Curriculum Overview: AWS Database Migration Tools (DMS & SCT)
Identifying database migration tools (for example AWS Database Migration Service [AWS DMS], AWS Schema Conversion Tool [AWS SCT])
Curriculum Overview: AWS Database Migration Tools
This curriculum provides a comprehensive breakdown of the tools and strategies required to move database workloads into the AWS Cloud, specifically focusing on AWS Database Migration Service (DMS) and the AWS Schema Conversion Tool (SCT).
Prerequisites
Before starting this module, students should have a foundational understanding of the following:
- AWS Global Infrastructure: Knowledge of Regions and Availability Zones.
- Core Database Services: Familiarity with the differences between Amazon RDS (Relational) and Amazon DynamoDB (NoSQL).
- Deployment Models: Understanding the difference between self-managed databases on Amazon EC2 versus fully managed services like Amazon Aurora.
- Basic Networking: Understanding of VPCs and connectivity (VPN/Direct Connect) between on-premises environments and AWS.
Module Breakdown
| Module | Topic | Primary Tool | Difficulty |
|---|---|---|---|
| 1 | Introduction to Migration | Concepts | Beginner |
| 2 | Schema Conversion | AWS SCT | Intermediate |
| 3 | Data Migration & Replication | AWS DMS | Intermediate |
| 4 | The Integrated Workflow | SCT + DMS | Advanced |
Module Objectives
After completing this curriculum, learners will be able to:
- Identify the appropriate use cases for AWS DMS and AWS SCT.
- Differentiate between Homogeneous (same engine) and Heterogeneous (different engine) migrations.
- Analyze source databases for migration barriers using SCT reports.
- Explain how to minimize downtime during a migration using DMS replication.
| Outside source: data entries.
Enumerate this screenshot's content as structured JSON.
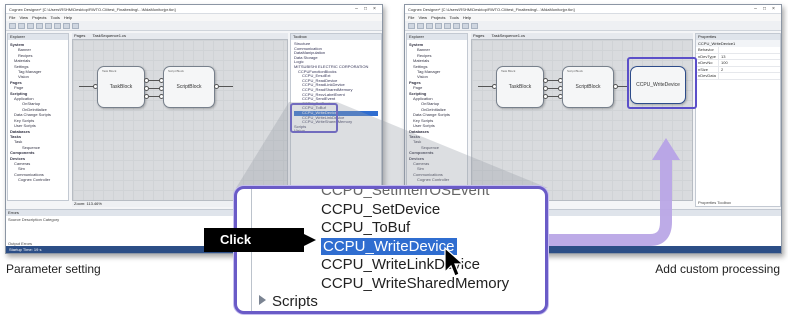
{
  "window": {
    "title": "Cognex Designer* [C:\\Users\\RSHM\\Desktop\\RWTO.Cli\\test_Finaltesting\\...\\MdaMonitorjpr.tkn]",
    "menu": [
      "File",
      "View",
      "Projects",
      "Tools",
      "Help"
    ],
    "explorer_header": "Explorer",
    "page_tab": "Pages",
    "canvas_tab": "TaskSequence1.cs",
    "toolbox_header": "Toolbox",
    "zoom": "Zoom: 113.46%",
    "output_header": "Errors",
    "output_columns": "Source   Description   Category",
    "output_tabs": "Output   Errors",
    "status": "Startup Time: 19 s"
  },
  "explorer_tree": [
    {
      "label": "System",
      "level": 0,
      "group": true
    },
    {
      "label": "Banner",
      "level": 2
    },
    {
      "label": "Recipes",
      "level": 2
    },
    {
      "label": "Materials",
      "level": 1
    },
    {
      "label": "Settings",
      "level": 1
    },
    {
      "label": "Tag Manager",
      "level": 2
    },
    {
      "label": "Vision",
      "level": 2
    },
    {
      "label": "Pages",
      "level": 0,
      "group": true
    },
    {
      "label": "Page",
      "level": 1
    },
    {
      "label": "Scripting",
      "level": 0,
      "group": true
    },
    {
      "label": "Application",
      "level": 1
    },
    {
      "label": "OnStartup",
      "level": 3
    },
    {
      "label": "OnDeInitialize",
      "level": 3
    },
    {
      "label": "Data Change Scripts",
      "level": 1
    },
    {
      "label": "Key Scripts",
      "level": 1
    },
    {
      "label": "User Scripts",
      "level": 1
    },
    {
      "label": "Databases",
      "level": 0,
      "group": true
    },
    {
      "label": "Tasks",
      "level": 0,
      "group": true
    },
    {
      "label": "Task",
      "level": 1
    },
    {
      "label": "Sequence",
      "level": 3
    },
    {
      "label": "Components",
      "level": 0,
      "group": true
    },
    {
      "label": "Devices",
      "level": 0,
      "group": true
    },
    {
      "label": "Cameras",
      "level": 1
    },
    {
      "label": "Sim",
      "level": 2
    },
    {
      "label": "Communications",
      "level": 1
    },
    {
      "label": "Cognex Controller",
      "level": 2
    }
  ],
  "blocks": {
    "task_block": "TaskBlock",
    "script_block": "ScriptBlock",
    "write_device": "CCPU_WriteDevice",
    "task_block_caption": "Task Block",
    "script_block_caption": "Script Block"
  },
  "toolbox_tree": [
    "Structure",
    "Communication",
    "DataManipulation",
    "Data Storage",
    "Logic",
    "MITSUBISHI ELECTRIC CORPORATION",
    "CCPUFunctionBlocks",
    "CCPU_EmulExt",
    "CCPU_ReadDevice",
    "CCPU_ReadLinkDevice",
    "CCPU_ReadSharedMemory",
    "CCPU_RecvLabelEvent",
    "CCPU_SendEvent",
    "CCPU_SetDevice",
    "CCPU_ToBuf",
    "CCPU_WriteDevice",
    "CCPU_WriteLinkDevice",
    "CCPU_WriteSharedMemory",
    "Scripts",
    "Vision"
  ],
  "properties": {
    "header": "Properties",
    "object": "CCPU_WriteDevice1",
    "rows": [
      {
        "k": "Behavior",
        "v": ""
      },
      {
        "k": "nDevType",
        "v": "13"
      },
      {
        "k": "nDevNo",
        "v": "100"
      },
      {
        "k": "nSize",
        "v": "2"
      },
      {
        "k": "nDevData",
        "v": ""
      }
    ],
    "tabs": "Properties   Toolbox"
  },
  "callout": {
    "items": [
      "CCPU_SetInterrOSEvent",
      "CCPU_SetDevice",
      "CCPU_ToBuf",
      "CCPU_WriteDevice",
      "CCPU_WriteLinkDevice",
      "CCPU_WriteSharedMemory"
    ],
    "selected_index": 3,
    "scripts_label": "Scripts"
  },
  "click_label": "Click",
  "captions": {
    "left": "Parameter setting",
    "right": "Add custom processing"
  },
  "colors": {
    "selection": "#2f6dd0",
    "callout_border": "#6a5bc7",
    "arrow": "#b9a6e6"
  }
}
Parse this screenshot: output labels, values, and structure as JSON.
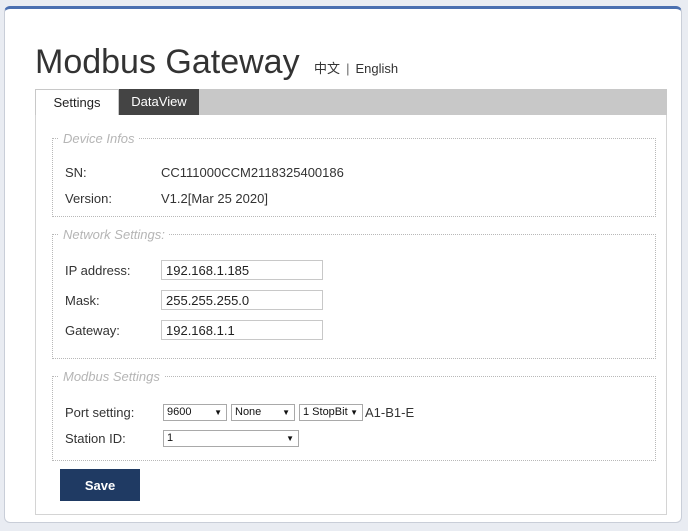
{
  "header": {
    "title": "Modbus Gateway",
    "lang_zh": "中文",
    "lang_sep": "|",
    "lang_en": "English"
  },
  "tabs": [
    {
      "label": "Settings",
      "active": true
    },
    {
      "label": "DataView",
      "active": false
    }
  ],
  "device": {
    "legend": "Device Infos",
    "sn_label": "SN:",
    "sn_value": "CC111000CCM2118325400186",
    "version_label": "Version:",
    "version_value": "V1.2[Mar 25 2020]"
  },
  "network": {
    "legend": "Network Settings:",
    "ip_label": "IP address:",
    "ip_value": "192.168.1.185",
    "mask_label": "Mask:",
    "mask_value": "255.255.255.0",
    "gateway_label": "Gateway:",
    "gateway_value": "192.168.1.1"
  },
  "modbus": {
    "legend": "Modbus Settings",
    "port_label": "Port setting:",
    "baud": "9600",
    "parity": "None",
    "stopbit": "1 StopBit",
    "port_suffix": "A1-B1-E",
    "station_label": "Station ID:",
    "station_value": "1"
  },
  "actions": {
    "save_label": "Save"
  },
  "colors": {
    "save_bg": "#1f3a63",
    "tab_inactive_bg": "#444444",
    "tabbar_bg": "#c8c8c8",
    "top_border": "#4a6fb0"
  }
}
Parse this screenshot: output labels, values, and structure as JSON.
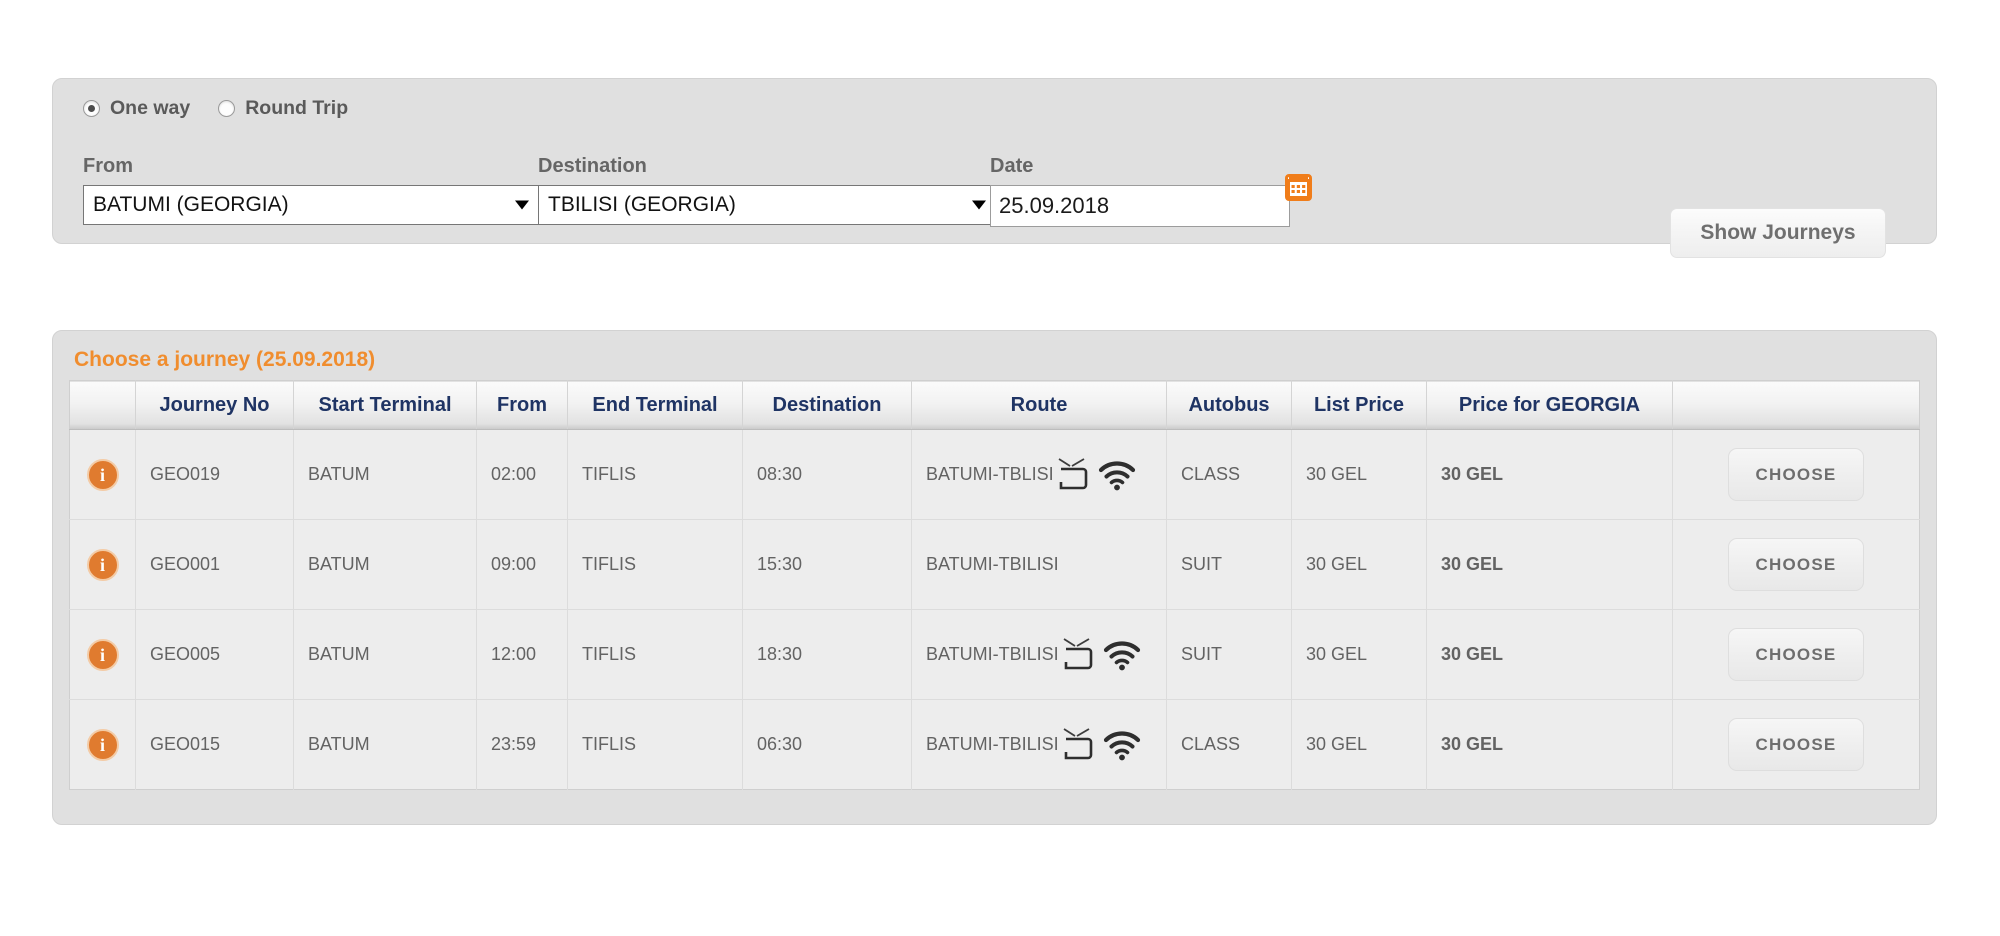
{
  "search": {
    "trip_types": [
      {
        "label": "One way",
        "selected": true
      },
      {
        "label": "Round Trip",
        "selected": false
      }
    ],
    "from": {
      "label": "From",
      "value": "BATUMI (GEORGIA)"
    },
    "destination": {
      "label": "Destination",
      "value": "TBILISI (GEORGIA)"
    },
    "date": {
      "label": "Date",
      "value": "25.09.2018",
      "calendar_icon": "calendar-icon"
    },
    "submit_label": "Show Journeys"
  },
  "results": {
    "title": "Choose a journey (25.09.2018)",
    "columns": [
      "",
      "Journey No",
      "Start Terminal",
      "From",
      "End Terminal",
      "Destination",
      "Route",
      "Autobus",
      "List Price",
      "Price for GEORGIA",
      ""
    ],
    "choose_label": "CHOOSE",
    "info_icon": "info-icon",
    "amenity_icons": [
      "tv-icon",
      "wifi-icon"
    ],
    "price_geo_color": "#2a2ae8",
    "title_color": "#f08d2e",
    "header_text_color": "#1f3464",
    "rows": [
      {
        "journey_no": "GEO019",
        "start_terminal": "BATUM",
        "from": "02:00",
        "end_terminal": "TIFLIS",
        "destination": "08:30",
        "route": "BATUMI-TBLISI",
        "has_tv": true,
        "has_wifi": true,
        "autobus": "CLASS",
        "list_price": "30 GEL",
        "price_georgia": "30 GEL"
      },
      {
        "journey_no": "GEO001",
        "start_terminal": "BATUM",
        "from": "09:00",
        "end_terminal": "TIFLIS",
        "destination": "15:30",
        "route": "BATUMI-TBILISI",
        "has_tv": false,
        "has_wifi": false,
        "autobus": "SUIT",
        "list_price": "30 GEL",
        "price_georgia": "30 GEL"
      },
      {
        "journey_no": "GEO005",
        "start_terminal": "BATUM",
        "from": "12:00",
        "end_terminal": "TIFLIS",
        "destination": "18:30",
        "route": "BATUMI-TBILISI",
        "has_tv": true,
        "has_wifi": true,
        "autobus": "SUIT",
        "list_price": "30 GEL",
        "price_georgia": "30 GEL"
      },
      {
        "journey_no": "GEO015",
        "start_terminal": "BATUM",
        "from": "23:59",
        "end_terminal": "TIFLIS",
        "destination": "06:30",
        "route": "BATUMI-TBILISI",
        "has_tv": true,
        "has_wifi": true,
        "autobus": "CLASS",
        "list_price": "30 GEL",
        "price_georgia": "30 GEL"
      }
    ]
  }
}
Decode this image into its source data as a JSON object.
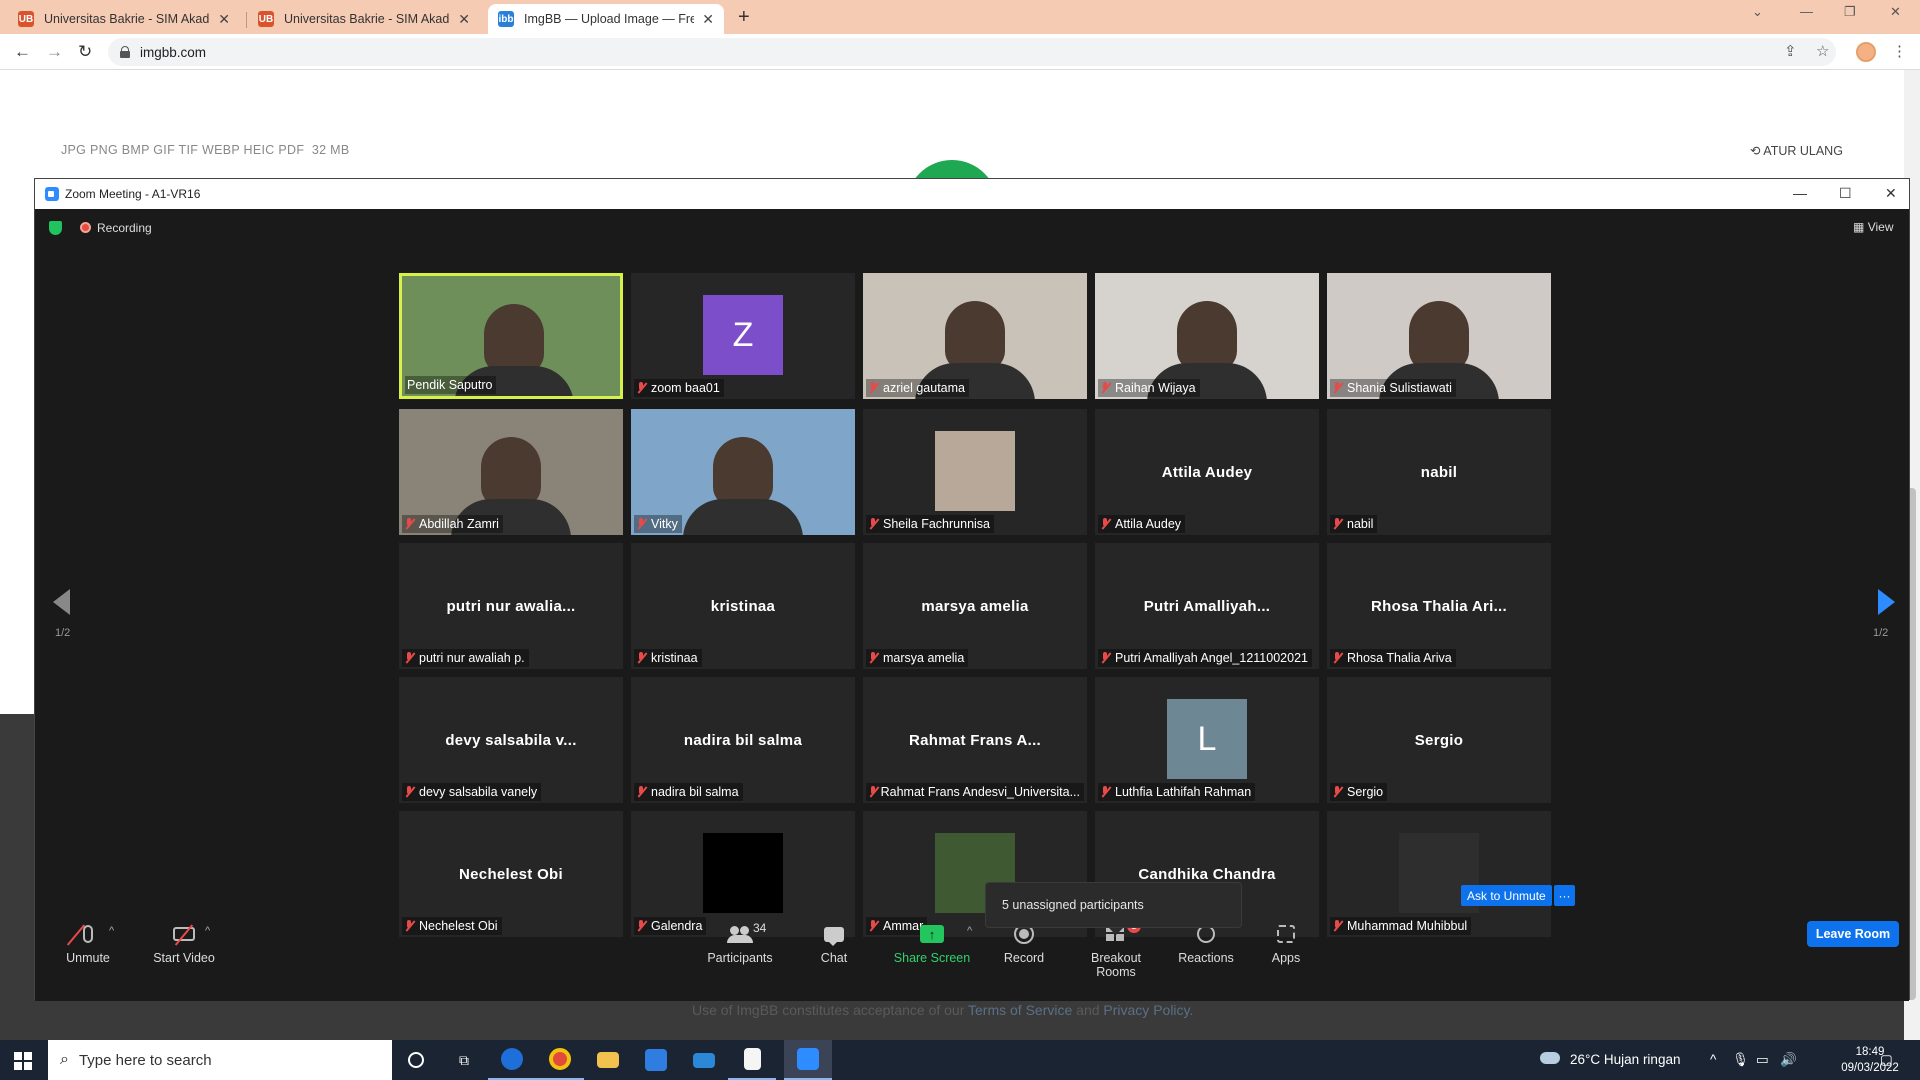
{
  "browser": {
    "tabs": [
      {
        "title": "Universitas Bakrie - SIM Akadem",
        "favicon": "UB",
        "active": false
      },
      {
        "title": "Universitas Bakrie - SIM Akadem",
        "favicon": "UB",
        "active": false
      },
      {
        "title": "ImgBB — Upload Image — Free",
        "favicon": "ibb",
        "active": true
      }
    ],
    "url": "imgbb.com"
  },
  "webpage": {
    "formats": "JPG PNG BMP GIF TIF WEBP HEIC PDF",
    "max_size": "32 MB",
    "reset_label": "ATUR ULANG",
    "footer_prefix": "Use of ImgBB constitutes acceptance of our",
    "terms": "Terms of Service",
    "and": "and",
    "privacy": "Privacy Policy."
  },
  "zoom": {
    "window_title": "Zoom Meeting - A1-VR16",
    "recording_label": "Recording",
    "view_label": "View",
    "page_left": "1/2",
    "page_right": "1/2",
    "participants": [
      {
        "label": "Pendik Saputro",
        "kind": "video",
        "active": true,
        "muted": false,
        "bg": "#6f8f5a"
      },
      {
        "label": "zoom baa01",
        "kind": "letter",
        "letter": "Z",
        "avatar_color": "#7d4ec9",
        "muted": true
      },
      {
        "label": "azriel gautama",
        "kind": "video",
        "muted": true,
        "bg": "#c9c2b8"
      },
      {
        "label": "Raihan Wijaya",
        "kind": "video",
        "muted": true,
        "bg": "#d6d3cf"
      },
      {
        "label": "Shania Sulistiawati",
        "kind": "video",
        "muted": true,
        "bg": "#cfcac6"
      },
      {
        "label": "Abdillah Zamri",
        "kind": "video",
        "muted": true,
        "bg": "#8a8478"
      },
      {
        "label": "Vitky",
        "kind": "video",
        "muted": true,
        "bg": "#7fa6c9"
      },
      {
        "label": "Sheila Fachrunnisa",
        "kind": "photo",
        "muted": true,
        "avatar_color": "#b7a89a"
      },
      {
        "label": "Attila Audey",
        "kind": "name",
        "display": "Attila Audey",
        "muted": true
      },
      {
        "label": "nabil",
        "kind": "name",
        "display": "nabil",
        "muted": true
      },
      {
        "label": "putri nur awaliah p.",
        "kind": "name",
        "display": "putri  nur  awalia...",
        "muted": true
      },
      {
        "label": "kristinaa",
        "kind": "name",
        "display": "kristinaa",
        "muted": true
      },
      {
        "label": "marsya amelia",
        "kind": "name",
        "display": "marsya amelia",
        "muted": true
      },
      {
        "label": "Putri Amalliyah Angel_1211002021",
        "kind": "name",
        "display": "Putri  Amalliyah...",
        "muted": true
      },
      {
        "label": "Rhosa Thalia Ariva",
        "kind": "name",
        "display": "Rhosa Thalia Ari...",
        "muted": true
      },
      {
        "label": "devy salsabila vanely",
        "kind": "name",
        "display": "devy  salsabila  v...",
        "muted": true
      },
      {
        "label": "nadira bil salma",
        "kind": "name",
        "display": "nadira bil salma",
        "muted": true
      },
      {
        "label": "Rahmat Frans Andesvi_Universita...",
        "kind": "name",
        "display": "Rahmat Frans A...",
        "muted": true
      },
      {
        "label": "Luthfia Lathifah Rahman",
        "kind": "letter",
        "letter": "L",
        "avatar_color": "#6e8794",
        "muted": true
      },
      {
        "label": "Sergio",
        "kind": "name",
        "display": "Sergio",
        "muted": true
      },
      {
        "label": "Nechelest Obi",
        "kind": "name",
        "display": "Nechelest Obi",
        "muted": true
      },
      {
        "label": "Galendra",
        "kind": "photo",
        "muted": true,
        "avatar_color": "#000000"
      },
      {
        "label": "Ammar",
        "kind": "photo",
        "muted": true,
        "avatar_color": "#3f5a33"
      },
      {
        "label": "",
        "kind": "name",
        "display": "Candhika Chandra",
        "muted": false
      },
      {
        "label": "Muhammad Muhibbul",
        "kind": "photo",
        "muted": true,
        "avatar_color": "#2e2e2e"
      }
    ],
    "ask_to_unmute": "Ask to Unmute",
    "more_label": "···",
    "tooltip": "5 unassigned participants",
    "controls": {
      "unmute": "Unmute",
      "start_video": "Start Video",
      "participants": "Participants",
      "participants_count": "34",
      "chat": "Chat",
      "share_screen": "Share Screen",
      "record": "Record",
      "breakout_rooms": "Breakout Rooms",
      "breakout_badge": "5",
      "reactions": "Reactions",
      "apps": "Apps",
      "leave_room": "Leave Room"
    }
  },
  "taskbar": {
    "search_placeholder": "Type here to search",
    "weather": "26°C  Hujan ringan",
    "time": "18:49",
    "date": "09/03/2022"
  },
  "colors": {
    "accent_blue": "#0e72ed",
    "share_green": "#22c55e",
    "muted_red": "#e84a4a",
    "active_speaker": "#d8f04a"
  }
}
- Evaluate licensing implications (e.g., downgrading expensive licenses to open-source engines).
Visual Anchors
The Migration Workflow
This diagram illustrates the relationship between the local SCT tool and the managed DMS service.
Tool Selection Logic
Success Metrics
To demonstrate mastery of this topic, learners must achieve the following:
- Selection Accuracy: Correctly identify whether a scenario requires SCT, DMS, or both in 100% of practice exam questions.
- Report Interpretation: Successfully identify at least three "migration barriers" from a mock SCT analysis report.
- Downtime Strategy: Explain the mechanism DMS uses to keep the source database operational during the migration process.
Real-World Application
[!NOTE] Why this matters in a career: Database migrations are high-stakes projects. Organizations migrate to the cloud to reduce licensing costs (e.g., moving from Oracle to Amazon Aurora) and to eliminate the operational overhead of managing hardware. A Cloud Practitioner who understands these tools can help a company save millions in licensing and prevent catastrophic data loss during the transition.
Examples Section
Below are specific migration scenarios as defined in the AWS Certified Cloud Practitioner requirements:
1. Homogeneous Migration
- Scenario: Moving an on-premises MySQL database to Amazon RDS for MySQL.
- Tool Used: AWS DMS.
- Key Detail: Since the engines are the same, no schema conversion is needed. DMS handles the data movement.
2. Heterogeneous Migration
- Scenario: Moving an on-premises Oracle database to Amazon Aurora PostgreSQL-Compatible Edition.
- Tools Used: AWS SCT (to convert the Oracle schema to PostgreSQL) followed by AWS DMS (to move the actual records).
- Benefit: SCT can identify code in stored procedures that won't work in PostgreSQL and suggest fixes.
3. NoSQL Migration
- Scenario: Moving a MongoDB workload to Amazon DocumentDB.
- Tool Used: AWS DMS.
- Key Detail: DMS supports more than 20 database and analytics engines, including non-relational targets.
4. Data Warehouse Migration
- Scenario: Migrating large-scale data from an on-premises warehouse to Amazon Redshift.
- Tool Used: AWS DMS.
- Key Detail: DMS can be used to funnel data into S3 or Redshift for high-scale analytics workloads.
[!TIP] Remember: AWS SCT is a standalone application you download to your local machine (Windows/Linux), whereas AWS DMS is a managed service running in the AWS Cloud.